In all, this study seems to point to a positive response of manufacturers to the structural and competitive changes in the market by the adoption of improved logistics practices that are tending to meet their customers' needs.

A limitation to this study arises from the fact that the research deals only with the perceptions of retailers. In addition, it should be noted that some of the complexities of forging customer satisfaction and establishing adequate service levels might not be adequately captured by an expectation-actual performance gap analysis. As mentioned above, customer needs have been shown to influence expectations on performance of suppliers on a service attribute. If for example a manufacturer knows that a certain retailer is dependent on a high frequency of deliveries due to storage space constraints, the logistics system this supplier implements will seek to deliver frequently, even if this means partially fulfilling orders. Partial fulfillment of orders will in turn influence satisfaction on the product availability dimension and, if this is also relevant to the retailer, may create overall dissatisfaction despite efforts on the side of the manufacturer to satisfy the customer. Suppliers should be aware of these interrelationships and analyze with customers the trade-offs that arise in their specific logistics service relationship so as to establish service levels for the different dimensions that effectively meets customers needs and do not create unnecessary additional costs to suppliers. 

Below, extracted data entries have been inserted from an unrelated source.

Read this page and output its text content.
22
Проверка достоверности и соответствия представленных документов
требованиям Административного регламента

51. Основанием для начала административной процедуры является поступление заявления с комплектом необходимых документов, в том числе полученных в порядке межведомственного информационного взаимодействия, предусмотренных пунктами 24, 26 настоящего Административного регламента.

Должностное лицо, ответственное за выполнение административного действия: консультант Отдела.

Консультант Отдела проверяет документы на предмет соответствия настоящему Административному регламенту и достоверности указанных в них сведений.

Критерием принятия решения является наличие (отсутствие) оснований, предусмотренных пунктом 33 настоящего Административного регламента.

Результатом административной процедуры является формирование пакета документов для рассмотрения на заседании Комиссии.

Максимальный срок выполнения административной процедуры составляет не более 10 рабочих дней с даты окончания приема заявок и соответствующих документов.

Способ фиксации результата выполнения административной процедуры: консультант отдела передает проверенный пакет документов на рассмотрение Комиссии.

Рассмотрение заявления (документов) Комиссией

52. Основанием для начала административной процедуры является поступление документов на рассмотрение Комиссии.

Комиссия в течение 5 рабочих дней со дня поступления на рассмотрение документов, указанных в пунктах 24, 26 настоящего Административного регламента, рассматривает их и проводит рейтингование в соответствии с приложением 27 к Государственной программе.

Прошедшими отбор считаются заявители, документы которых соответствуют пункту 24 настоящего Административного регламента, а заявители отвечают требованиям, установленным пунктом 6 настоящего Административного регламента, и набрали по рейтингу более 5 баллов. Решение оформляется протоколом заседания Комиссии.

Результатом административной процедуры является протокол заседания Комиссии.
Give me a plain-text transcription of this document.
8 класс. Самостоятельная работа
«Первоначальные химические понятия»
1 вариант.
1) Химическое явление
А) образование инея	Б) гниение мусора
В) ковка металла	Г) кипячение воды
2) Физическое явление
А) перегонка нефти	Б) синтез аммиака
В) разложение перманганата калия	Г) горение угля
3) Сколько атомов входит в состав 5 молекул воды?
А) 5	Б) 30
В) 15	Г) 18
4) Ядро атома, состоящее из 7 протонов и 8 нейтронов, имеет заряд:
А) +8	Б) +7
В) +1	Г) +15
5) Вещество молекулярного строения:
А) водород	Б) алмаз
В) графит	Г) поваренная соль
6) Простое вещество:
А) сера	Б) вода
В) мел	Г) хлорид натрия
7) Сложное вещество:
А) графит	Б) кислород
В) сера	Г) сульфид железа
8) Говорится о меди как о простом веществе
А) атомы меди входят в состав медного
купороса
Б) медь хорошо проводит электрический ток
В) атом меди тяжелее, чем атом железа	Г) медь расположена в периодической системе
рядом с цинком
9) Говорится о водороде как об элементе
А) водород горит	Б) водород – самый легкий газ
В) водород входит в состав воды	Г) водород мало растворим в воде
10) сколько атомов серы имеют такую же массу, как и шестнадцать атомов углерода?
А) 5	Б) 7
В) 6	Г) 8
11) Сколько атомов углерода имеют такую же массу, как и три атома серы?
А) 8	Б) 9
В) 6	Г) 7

Another limitation is that none of the variables included in this study considers the volume of purchases by retailers. This means that it is possible that retailers are satisfied with the service performance of manufacturers in most of the attributes because they may be purchasing more than is necessary due to overestimated demand and, therefore, may still be keeping more inventory than would be necessary. If, due to ineffective inventory control and demand forecasting retailers are not adjusting inventories to their real needs in terms of future sales, they may be overvaluing the performance of their suppliers because they have not suffered stockouts. It is important to remember that for decades and until eight years ago, during the long inflationary period in the Brazilian economy, inventory holding was seen by most retailers as the key to their success in business. Today, holding excess inventory probably means the opposite. The supply chain efficiency effects of improvement in distribution logistics of grocery products in Brazil may therefore depend not only on the service provided by suppliers but on improved supply and demand management practices on the side of retailers.